Il fait nuit et tout le monde dort; j'en profite donc, avant que les ripailles finissent de m'assommer, pour coucher sur ce blog ce que j'ai appris, ces dernières quarante huit heures, de la vénerie, l'art de la chasse à courre.
La chasse à courre, en voilà un truc qui n'est pas politiquement correct, un truc élitiste à souhait, une horreur pour les écolocons, une damnation pour les pleureuses de la cause animale, une cousine de la corrida, une preuve vivante de la bestialité humaine et bien d'autres choses encore... Un truc qui déplaît forcément aux gauchistes.
Et bien tous ceux qui pensent cela auraient tort sur presque toute la ligne. Élitiste et pour gens fortunés ou bien nés, sans aucun doute. Pour le reste... Si un jour vous en avez l'occasion, testez, vous adorerez. La chasse à courre, c'est avant tout, pour ceux qui la pratiquent, une question de traditions et de passion, d'élégance et de courtoisie, de galanterie et de savoir-vivre. Comme avant.. Traditions car ce sport - cet art diront les pratiquants - a toute une histoire, longue, faite de rencontres d'aristocrates et de grands propriétaires fonciers. Il y a des habitudes, un vocabulaire particulier, une hiérarchie et une ambiance insolite. La mixité, ces dames montent depuis aussi longtemps que ces messieurs, est quasi inhérente à sa pratique. A ce jour, il n'y a aucun équipage qui ne soit pas mixte.
A l'origine, cette activité avait une triple fonction: la chasse "alimentaire", divertir les grands de ce monde et, compte-tenu qu'elle était pratiquée exclusivement par ces derniers, elle permettait d’asseoir leur prestige et leur autorité. Aujourd'hui, n'importe qui peut pratiquer à deux conditions, hormis le fait de bien savoir monter à cheval: être pété de thunes ou être invité. Vous l'aurez compris, j'étais invité.
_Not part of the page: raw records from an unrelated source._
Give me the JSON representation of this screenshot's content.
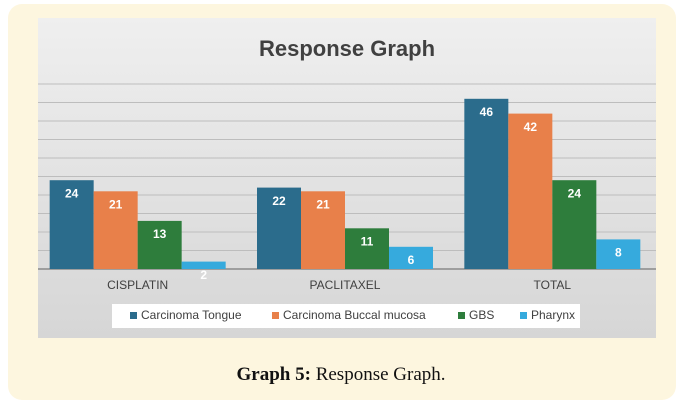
{
  "chart_data": {
    "type": "bar",
    "title": "Response Graph",
    "categories": [
      "CISPLATIN",
      "PACLITAXEL",
      "TOTAL"
    ],
    "series": [
      {
        "name": "Carcinoma Tongue",
        "color": "#2b6c8c",
        "values": [
          24,
          22,
          46
        ]
      },
      {
        "name": "Carcinoma Buccal mucosa",
        "color": "#e8804a",
        "values": [
          21,
          21,
          42
        ]
      },
      {
        "name": "GBS",
        "color": "#2e7d3c",
        "values": [
          13,
          11,
          24
        ]
      },
      {
        "name": "Pharynx",
        "color": "#36aadd",
        "values": [
          2,
          6,
          8
        ]
      }
    ],
    "ylim": [
      0,
      50
    ],
    "yticks": [
      0,
      5,
      10,
      15,
      20,
      25,
      30,
      35,
      40,
      45,
      50
    ],
    "grid": true,
    "legend": "bottom"
  },
  "caption": {
    "label": "Graph 5:",
    "text": "Response Graph."
  }
}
Etre financièrement très à l'aise car être membre permanent d'un équipage nécessite d'être propriétaire, au minimum, de deux chevaux - quatre, c'est mieux -, des tenues particulières (chaque équipage à ses propres tenues et ses couleurs: redingote verte et passements rouge par exemple), du matériel ( trompes, cors, cornes et piboles, sellerie, ...) et de payer annuellement sa cotisation. Cette cotisation dont je n'ai pas réussi à connaître le montant permet essentiellement de salarier une ou plusieurs personnes pour l'élevage de la meute, les véhicules, le dépeçage des bêtes, pardon, des animaux tués, etc... De nos jours, un équipage est une entité, généralement une association, composée d'un nombre de cavaliers pouvant varier de dix à cent pour les plus gros, d'une meute de chiens (40 à 100) et des salariés déjà évoqués. A la tête de l'association, on trouve généralement le gros propriétaire foncier du coin; il est tout naturellement le Maître d'équipage. Il organise les chasses et s'assure du bon fonctionnement de l'association. C'est aussi lui qui donne les consignes d'avant-chasse et tient le rapport à l'issue de celle-ci. Il négocie le prix et le nombre de bracelets dont sa chasse disposera pour la saison. Chaque animal tué doit être équipé d'un bracelet officiel; toute personne ayant en sa possession un cerf mort sans bracelet sera considéré comme vil braconnier.
On ne devient pas membre d'un équipage comme cela. Il faut non seulement en avoir les moyens mais être officiellement admis. Ainsi, vous pouvez pratiquer au sein d'un équipage mais vous n'aurez le droit d'en porter les couleurs et les habits qu'une fois coopté définitivement par les membres "permanents". Une voix suffit pour être recalé sans qu'il soit nécessaire de justifier le refus. Viendra ainsi, au bout d'un an ou de dix, le jour de la remise des boutons. En attendant, vous portez redingote noire. Au cours d'une cérémonie, le Maître d'équipage remet deux boutons, un grand et un petit; ceux-là même qui orneront la veste et les gilets du récipiendaire. La personne m'ayant invité fut "boutonné" au bout de dix ans. Il apprit bien plus tard, par une indiscrétion, que cette attente était due au fait qu'un de ses enfants s'était battu à l'école avec le cousin d'un des membres permanents et qu'il obtenait enfin ses boutons que par la grâce du décès du membre réfractaire. Seuls les boutonnés peuvent inviter quelqu'un à chasser sous réserve de l'acceptation du Maître d'équipage.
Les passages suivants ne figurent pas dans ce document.